Researching the early women of audio

This post may contain affiliate links. Please read my disclosure for more information.

After researching Marion Keisker last year, I became really interested in learning more about early women in audio. How many were there? What roles did they have in recordings? How early were women recording?

Cordell Jackson

I found number of women by digging through Wikipedia – women like Wilma Cozart Fine, a record producer in the 1950s, or Cordell Jackson, the Rock and Roll Granny. Just from that, I knew that there were women in the recording industry in the 1950s and late 1940s. But, how much further back did it go?

I came across a goldmine of information at the Chasing Sound Oral History Project. Susan Schmidt Horning interviewed dozens of recording engineers for her book “Chasing Sound: Technology, Culture, and the Art of Studio Recording from Edison to the LP (Studies in Industry and Society)”. These recordings were later donated to the University of Kentucky and they are available online to listen.

The interviews are fascinating to listen to. John Palladino was one of the first engineers at Capitol Records (and spent the next few decades there) – and he reveals his wife, Evelyn, was also a recording engineer briefly. They met at Radio Recorders in Hollywood. One of her jobs was making record dubs of radio shows to send to the troops during WWII.

In another interview, I learned of Ethel Gabriel, the first major label record producer. She worked for RCA for 40 years. I’ll be sharing more about Ethel’s story later. There’s Mary Shipman Howard – a classical music engineer from the 1940s who worked for NBC and owned her own recording studio in Manhattan.

I contacted Dr. Schmidt (who is a history professor) and she graciously helped me with information on some women I hadn’t discovered yet (like Lillian McMurry, who has an incredible story of discovering blues artists in Mississippi).

While I’m still doing research, I’m already seeing common themes in these women’s stories. Opportunities came because of the war. Mary Howard wasn’t allowed in the NBC union (because it was men-only) until they were short staff during the war. That’s when she got promoted from secretary to engineer. Kay Rose (who went on to become the first woman to win an Oscar for sound) got her first assistant picture editor job at Universal during the war. There were no other assistants available so they hired her.
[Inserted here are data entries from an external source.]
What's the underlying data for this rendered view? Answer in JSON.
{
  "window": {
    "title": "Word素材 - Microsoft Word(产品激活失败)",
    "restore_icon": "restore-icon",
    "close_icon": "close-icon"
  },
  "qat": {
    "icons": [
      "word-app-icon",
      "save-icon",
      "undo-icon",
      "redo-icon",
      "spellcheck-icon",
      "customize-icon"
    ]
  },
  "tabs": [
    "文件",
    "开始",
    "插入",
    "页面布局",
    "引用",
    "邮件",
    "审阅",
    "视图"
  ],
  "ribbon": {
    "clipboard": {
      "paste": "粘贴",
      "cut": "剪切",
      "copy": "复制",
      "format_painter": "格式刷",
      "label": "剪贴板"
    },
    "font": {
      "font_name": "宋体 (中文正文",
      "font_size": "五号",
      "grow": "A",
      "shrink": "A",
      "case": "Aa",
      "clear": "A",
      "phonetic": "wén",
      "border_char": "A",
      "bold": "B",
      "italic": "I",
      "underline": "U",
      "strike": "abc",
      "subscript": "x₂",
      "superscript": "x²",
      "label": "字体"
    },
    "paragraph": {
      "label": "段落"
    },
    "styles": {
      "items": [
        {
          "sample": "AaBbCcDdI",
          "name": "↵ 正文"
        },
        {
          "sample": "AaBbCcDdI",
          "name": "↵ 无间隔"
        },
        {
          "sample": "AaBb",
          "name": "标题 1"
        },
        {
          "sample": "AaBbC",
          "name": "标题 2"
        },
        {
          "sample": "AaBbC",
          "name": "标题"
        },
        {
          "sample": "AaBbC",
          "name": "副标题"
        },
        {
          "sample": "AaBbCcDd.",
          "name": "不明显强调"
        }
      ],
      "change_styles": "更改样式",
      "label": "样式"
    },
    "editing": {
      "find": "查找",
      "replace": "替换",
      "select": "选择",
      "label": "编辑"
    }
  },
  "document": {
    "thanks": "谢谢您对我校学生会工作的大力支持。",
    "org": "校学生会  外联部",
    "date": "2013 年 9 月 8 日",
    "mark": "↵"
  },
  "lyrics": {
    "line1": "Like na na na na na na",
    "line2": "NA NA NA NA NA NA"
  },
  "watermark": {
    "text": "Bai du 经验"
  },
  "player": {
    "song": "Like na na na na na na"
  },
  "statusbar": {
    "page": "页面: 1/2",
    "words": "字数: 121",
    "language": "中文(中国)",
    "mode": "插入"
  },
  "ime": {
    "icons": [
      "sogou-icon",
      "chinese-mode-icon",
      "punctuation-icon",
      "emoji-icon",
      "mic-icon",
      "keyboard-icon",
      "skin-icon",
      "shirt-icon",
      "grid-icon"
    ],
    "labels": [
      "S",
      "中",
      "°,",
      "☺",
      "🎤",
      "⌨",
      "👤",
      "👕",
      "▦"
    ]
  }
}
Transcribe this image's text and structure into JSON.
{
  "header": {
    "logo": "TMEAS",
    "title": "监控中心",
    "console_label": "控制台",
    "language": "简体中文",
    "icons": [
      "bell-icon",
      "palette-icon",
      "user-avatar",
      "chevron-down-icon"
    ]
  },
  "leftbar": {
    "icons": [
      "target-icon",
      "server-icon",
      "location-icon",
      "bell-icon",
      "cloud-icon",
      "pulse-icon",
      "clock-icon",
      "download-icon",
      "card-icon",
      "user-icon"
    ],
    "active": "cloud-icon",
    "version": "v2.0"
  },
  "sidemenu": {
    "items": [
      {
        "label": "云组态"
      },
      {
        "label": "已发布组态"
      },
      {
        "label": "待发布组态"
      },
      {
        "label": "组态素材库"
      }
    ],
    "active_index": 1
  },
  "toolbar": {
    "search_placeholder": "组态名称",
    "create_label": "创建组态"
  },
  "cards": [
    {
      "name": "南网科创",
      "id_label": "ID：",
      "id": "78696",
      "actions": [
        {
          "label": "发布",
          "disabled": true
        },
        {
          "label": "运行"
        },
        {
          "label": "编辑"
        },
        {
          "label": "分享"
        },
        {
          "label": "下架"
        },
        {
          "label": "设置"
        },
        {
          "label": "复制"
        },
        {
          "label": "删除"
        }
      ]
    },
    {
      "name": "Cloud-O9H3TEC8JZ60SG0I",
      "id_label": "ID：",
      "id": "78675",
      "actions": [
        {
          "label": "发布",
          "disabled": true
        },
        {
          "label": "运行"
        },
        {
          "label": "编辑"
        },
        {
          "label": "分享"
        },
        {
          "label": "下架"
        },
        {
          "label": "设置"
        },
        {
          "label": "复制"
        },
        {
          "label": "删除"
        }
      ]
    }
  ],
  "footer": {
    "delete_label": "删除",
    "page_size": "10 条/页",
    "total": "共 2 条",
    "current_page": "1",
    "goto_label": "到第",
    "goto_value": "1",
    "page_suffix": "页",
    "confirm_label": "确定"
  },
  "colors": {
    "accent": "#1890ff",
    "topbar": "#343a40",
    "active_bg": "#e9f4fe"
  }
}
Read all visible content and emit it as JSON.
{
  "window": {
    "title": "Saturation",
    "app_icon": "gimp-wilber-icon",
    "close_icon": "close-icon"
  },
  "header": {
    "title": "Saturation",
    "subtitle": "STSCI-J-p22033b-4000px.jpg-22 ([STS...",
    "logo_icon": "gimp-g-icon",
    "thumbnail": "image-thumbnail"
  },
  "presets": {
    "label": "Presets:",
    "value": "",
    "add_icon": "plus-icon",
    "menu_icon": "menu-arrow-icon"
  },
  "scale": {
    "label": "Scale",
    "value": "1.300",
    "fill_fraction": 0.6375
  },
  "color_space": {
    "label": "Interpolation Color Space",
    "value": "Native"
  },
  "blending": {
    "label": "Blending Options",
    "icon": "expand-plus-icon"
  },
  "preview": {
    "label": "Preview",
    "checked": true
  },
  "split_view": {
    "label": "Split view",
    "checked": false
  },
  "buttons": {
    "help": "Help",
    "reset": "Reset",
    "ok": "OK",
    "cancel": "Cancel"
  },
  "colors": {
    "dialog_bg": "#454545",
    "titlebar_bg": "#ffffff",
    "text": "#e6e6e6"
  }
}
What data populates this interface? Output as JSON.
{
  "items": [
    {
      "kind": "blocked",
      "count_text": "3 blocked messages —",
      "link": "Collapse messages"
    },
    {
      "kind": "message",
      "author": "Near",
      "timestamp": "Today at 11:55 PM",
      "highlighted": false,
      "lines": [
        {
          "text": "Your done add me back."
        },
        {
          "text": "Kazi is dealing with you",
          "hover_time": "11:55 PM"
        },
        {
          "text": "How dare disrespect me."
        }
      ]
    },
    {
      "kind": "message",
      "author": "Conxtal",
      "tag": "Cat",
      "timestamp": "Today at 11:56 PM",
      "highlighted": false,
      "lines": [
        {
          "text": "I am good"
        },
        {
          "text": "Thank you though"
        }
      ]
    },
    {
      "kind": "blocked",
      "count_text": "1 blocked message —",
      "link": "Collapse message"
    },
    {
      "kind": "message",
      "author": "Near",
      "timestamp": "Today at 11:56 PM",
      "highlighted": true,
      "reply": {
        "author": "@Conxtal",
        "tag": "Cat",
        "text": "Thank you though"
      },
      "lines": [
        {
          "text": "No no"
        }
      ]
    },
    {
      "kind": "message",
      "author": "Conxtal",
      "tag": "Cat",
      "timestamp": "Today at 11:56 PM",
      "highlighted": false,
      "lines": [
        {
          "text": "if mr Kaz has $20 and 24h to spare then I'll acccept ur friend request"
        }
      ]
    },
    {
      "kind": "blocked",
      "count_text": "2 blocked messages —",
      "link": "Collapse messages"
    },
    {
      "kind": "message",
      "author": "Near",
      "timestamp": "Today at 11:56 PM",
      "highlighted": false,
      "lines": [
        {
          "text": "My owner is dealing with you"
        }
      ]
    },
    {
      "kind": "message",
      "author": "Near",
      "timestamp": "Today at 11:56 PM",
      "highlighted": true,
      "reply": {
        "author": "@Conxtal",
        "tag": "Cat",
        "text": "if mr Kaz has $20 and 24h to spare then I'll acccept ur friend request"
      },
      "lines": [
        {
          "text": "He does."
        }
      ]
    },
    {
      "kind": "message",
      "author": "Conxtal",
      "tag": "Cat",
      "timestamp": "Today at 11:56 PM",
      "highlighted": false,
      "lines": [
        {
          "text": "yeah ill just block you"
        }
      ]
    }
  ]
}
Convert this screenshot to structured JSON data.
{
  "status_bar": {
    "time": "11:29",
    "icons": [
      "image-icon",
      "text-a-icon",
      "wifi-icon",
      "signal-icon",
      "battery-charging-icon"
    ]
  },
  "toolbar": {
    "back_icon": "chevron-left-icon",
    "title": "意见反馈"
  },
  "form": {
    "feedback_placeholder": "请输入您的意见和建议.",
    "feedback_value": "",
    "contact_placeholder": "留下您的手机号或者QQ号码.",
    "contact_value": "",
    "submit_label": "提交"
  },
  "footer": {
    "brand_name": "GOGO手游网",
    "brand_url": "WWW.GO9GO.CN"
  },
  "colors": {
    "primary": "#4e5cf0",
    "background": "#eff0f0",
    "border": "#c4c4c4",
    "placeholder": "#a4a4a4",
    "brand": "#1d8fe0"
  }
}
It’s interesting many of these women were very entrepreneurial, too. Lillian McMurry started a record store, record label (Trumpet Records) and produced recordings with no background in the music industry. But, she knew records were selling fast in her furniture store. Cordell Jackson bought a lathe (to record vinyl) and started her own label when she couldn’t get a record deal. Women had only been given the right to vote two decades before (1920) – and it was an era where it was unusual for women to even go to college. So, for them to take it on themselves isn’t just entrepreneurial – it’s having grit, too.

What’s really amazing is they probably had no idea the others even existed. I’ve seen or heard interviews where more than one of these women have claimed to be the first producer or record label owner or engineer. As of now, the earliest female engineer I know of is Mary Shipman Howard (1940) and her record label started in 1947. Helen Oakley Dance was the first female producer I know of in 1934 or 1935 (she was in the jazz scene of Chicago).